KMag · on Jan 30, 2023

For one, the TrustRank paper discusses some variations on link structure ranking, some of which are less computationally intensive than PageRank for incrementally updating. Back 20 years ago, Google News and the more frequently updated web pages would have an incremental estimated PageRank patched in for updates that came faster than PageRank was re-calculated.

https://en.wikipedia.org/wiki/TrustRank

georgehill · on Jan 30, 2023

Thanks, this is new to me.

paper link:

http://ilpubs.stanford.edu:8090/770/1/2004-52.pdf

taubek · on Jan 30, 2023

Did you see the news that has been published today about Yandex? Maybe there is something that could be interesting to you https://searchengineland.com/yandex-search-ranking-factors-l...

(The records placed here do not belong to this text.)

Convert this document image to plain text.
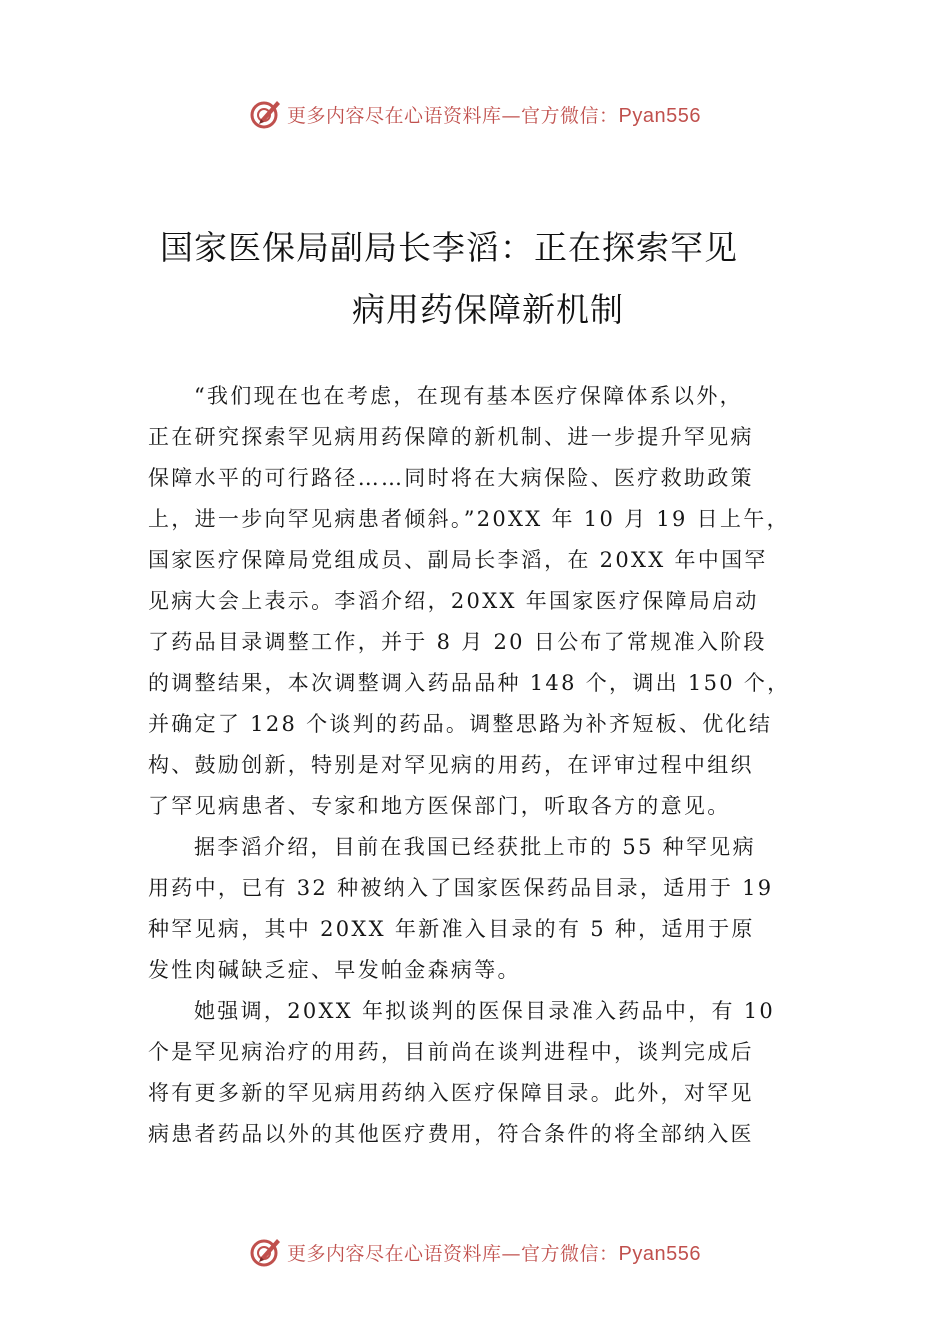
更多内容尽在心语资料库—官方微信：Pyan556
国家医保局副局长李滔：正在探索罕见
病用药保障新机制
“我们现在也在考虑，在现有基本医疗保障体系以外，
正在研究探索罕见病用药保障的新机制、进一步提升罕见病
保障水平的可行路径……同时将在大病保险、医疗救助政策
上，进一步向罕见病患者倾斜。”20XX 年 10 月 19 日上午，
国家医疗保障局党组成员、副局长李滔，在 20XX 年中国罕
见病大会上表示。李滔介绍，20XX 年国家医疗保障局启动
了药品目录调整工作，并于 8 月 20 日公布了常规准入阶段
的调整结果，本次调整调入药品品种 148 个，调出 150 个，
并确定了 128 个谈判的药品。调整思路为补齐短板、优化结
构、鼓励创新，特别是对罕见病的用药，在评审过程中组织
了罕见病患者、专家和地方医保部门，听取各方的意见。
据李滔介绍，目前在我国已经获批上市的 55 种罕见病
用药中，已有 32 种被纳入了国家医保药品目录，适用于 19
种罕见病，其中 20XX 年新准入目录的有 5 种，适用于原
发性肉碱缺乏症、早发帕金森病等。
她强调，20XX 年拟谈判的医保目录准入药品中，有 10
个是罕见病治疗的用药，目前尚在谈判进程中，谈判完成后
将有更多新的罕见病用药纳入医疗保障目录。此外，对罕见
病患者药品以外的其他医疗费用，符合条件的将全部纳入医
更多内容尽在心语资料库—官方微信：Pyan556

ashkhaled · on Feb 8, 2023

Hi, I need a database PageRank graph to apply a calculation of PageRank algorithm to find the score of these pages in the database.

dekhn · on Jan 30, 2023

page rank is just one of many centrality measures of graphs.

rurban · on Jan 30, 2023

Wanting to load Javascript from 18 domains sounds like record spam to me. More than on your typical russian movie streaming backdooring attempts

taubek · on Jan 30, 2023

There is a repost at dev.to site - https://dev.to/memgraph/pagerank-algorithm-for-graph-databas...

joshilaurain17 · on Jan 30, 2023

really nice article.

vpavicic · on Jan 30, 2023

Thank you, I'm glad you liked it! What other graph algorithms would you like to know more about?

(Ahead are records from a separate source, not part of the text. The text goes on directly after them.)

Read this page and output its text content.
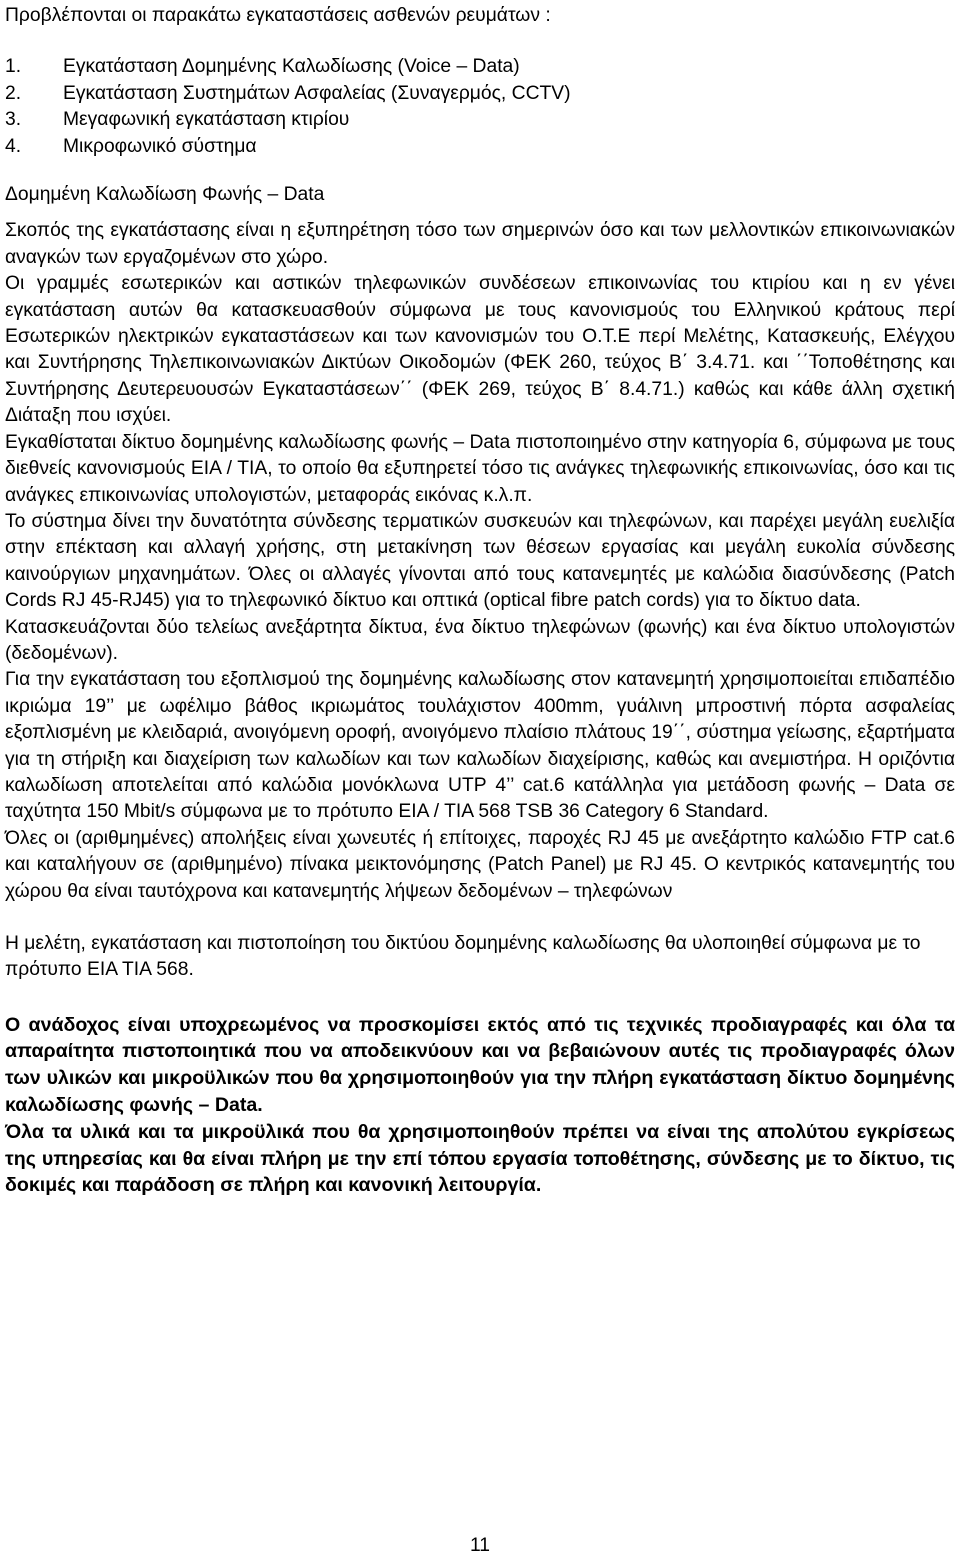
Προβλέπονται οι παρακάτω εγκαταστάσεις ασθενών ρευμάτων :

1.	Εγκατάσταση Δομημένης Καλωδίωσης (Voice – Data)
2.	Εγκατάσταση Συστημάτων Ασφαλείας (Συναγερμός, CCTV)
3.	Μεγαφωνική εγκατάσταση κτιρίου
4.	Μικροφωνικό σύστημα

Δομημένη Καλωδίωση Φωνής – Data

Σκοπός της εγκατάστασης είναι η εξυπηρέτηση τόσο των σημερινών όσο και των μελλοντικών επικοινωνιακών αναγκών των εργαζομένων στο χώρο.

Οι γραμμές εσωτερικών και αστικών τηλεφωνικών συνδέσεων επικοινωνίας του κτιρίου και η εν γένει εγκατάσταση αυτών θα κατασκευασθούν σύμφωνα με τους κανονισμούς του Ελληνικού κράτους περί Εσωτερικών ηλεκτρικών εγκαταστάσεων και των κανονισμών του Ο.Τ.Ε περί Μελέτης, Κατασκευής, Ελέγχου και Συντήρησης Τηλεπικοινωνιακών Δικτύων Οικοδομών (ΦΕΚ 260, τεύχος Β΄ 3.4.71. και ΄΄Τοποθέτησης και Συντήρησης Δευτερευουσών Εγκαταστάσεων΄΄ (ΦΕΚ 269, τεύχος Β΄ 8.4.71.) καθώς και κάθε άλλη σχετική Διάταξη που ισχύει.

Εγκαθίσταται δίκτυο δομημένης καλωδίωσης φωνής – Data πιστοποιημένο στην κατηγορία 6, σύμφωνα με τους διεθνείς κανονισμούς EIA / TIA, το οποίο θα εξυπηρετεί τόσο τις ανάγκες τηλεφωνικής επικοινωνίας, όσο και τις ανάγκες επικοινωνίας υπολογιστών, μεταφοράς εικόνας κ.λ.π.

Το σύστημα δίνει την δυνατότητα σύνδεσης τερματικών συσκευών και τηλεφώνων, και παρέχει μεγάλη ευελιξία στην επέκταση και αλλαγή χρήσης, στη μετακίνηση των θέσεων εργασίας και μεγάλη ευκολία σύνδεσης καινούργιων μηχανημάτων. Όλες οι αλλαγές γίνονται από τους κατανεμητές με καλώδια διασύνδεσης (Patch Cords RJ 45-RJ45) για το τηλεφωνικό δίκτυο και οπτικά (optical fibre patch cords) για το δίκτυο data.

Κατασκευάζονται δύο τελείως ανεξάρτητα δίκτυα, ένα δίκτυο τηλεφώνων (φωνής) και ένα δίκτυο υπολογιστών (δεδομένων).

Για την εγκατάσταση του εξοπλισμού της δομημένης καλωδίωσης στον κατανεμητή χρησιμοποιείται επιδαπέδιο ικριώμα 19’’ με ωφέλιμο βάθος ικριωμάτος τουλάχιστον 400mm, γυάλινη μπροστινή πόρτα ασφαλείας εξοπλισμένη με κλειδαριά, ανοιγόμενη οροφή, ανοιγόμενο πλαίσιο πλάτους 19΄΄, σύστημα γείωσης, εξαρτήματα για τη στήριξη και διαχείριση των καλωδίων και των καλωδίων διαχείρισης, καθώς και ανεμιστήρα. Η οριζόντια καλωδίωση αποτελείται από καλώδια μονόκλωνα UTP 4’’ cat.6 κατάλληλα για μετάδοση φωνής – Data σε ταχύτητα 150 Mbit/s σύμφωνα με το πρότυπο EIA / TIA 568 TSB 36 Category 6 Standard.

Όλες οι (αριθμημένες) απολήξεις είναι χωνευτές ή επίτοιχες, παροχές RJ 45 με ανεξάρτητο καλώδιο FTP cat.6 και καταλήγουν σε (αριθμημένο) πίνακα μεικτονόμησης (Patch Panel) με RJ 45. Ο κεντρικός κατανεμητής του χώρου θα είναι ταυτόχρονα και κατανεμητής λήψεων δεδομένων – τηλεφώνων

Η μελέτη, εγκατάσταση και πιστοποίηση του δικτύου δομημένης καλωδίωσης θα υλοποιηθεί σύμφωνα με το πρότυπο EIA TIA 568.

Ο ανάδοχος είναι υποχρεωμένος να προσκομίσει εκτός από τις τεχνικές προδιαγραφές και όλα τα απαραίτητα πιστοποιητικά που να αποδεικνύουν και να βεβαιώνουν αυτές τις προδιαγραφές όλων των υλικών και μικροϋλικών που θα χρησιμοποιηθούν για την πλήρη εγκατάσταση δίκτυο δομημένης καλωδίωσης φωνής – Data.

Όλα τα υλικά και τα μικροϋλικά που θα χρησιμοποιηθούν πρέπει να είναι της απολύτου εγκρίσεως της υπηρεσίας και θα είναι πλήρη με την επί τόπου εργασία τοποθέτησης, σύνδεσης με το δίκτυο, τις δοκιμές και παράδοση σε πλήρη και κανονική λειτουργία.

11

joshilaurain17 · on Feb 10, 2023

Yea sure please tell me more

amelius · on Jan 30, 2023

PageRank can be gamed, though. See SEO.

vpavicic · on Jan 30, 2023

The PageRank algorithm can be used for so much more than... well... page ranking :) hence the article :)

amelius · on Jan 30, 2023

Yes, it would have been nice if the article looked into ways in which the algorithm could be gamed, for the proposed applications.

quickthrower2 · on Jan 30, 2023

With the web the SEO practitioner can affect the inputs to the model and spend money to do so.

With the other examples I am not sure they can get an advantage by gaming it. In addition the pangrank models and how they weight it are more secret than Google. Google’s algorithm is secret but leaky (the search results are public)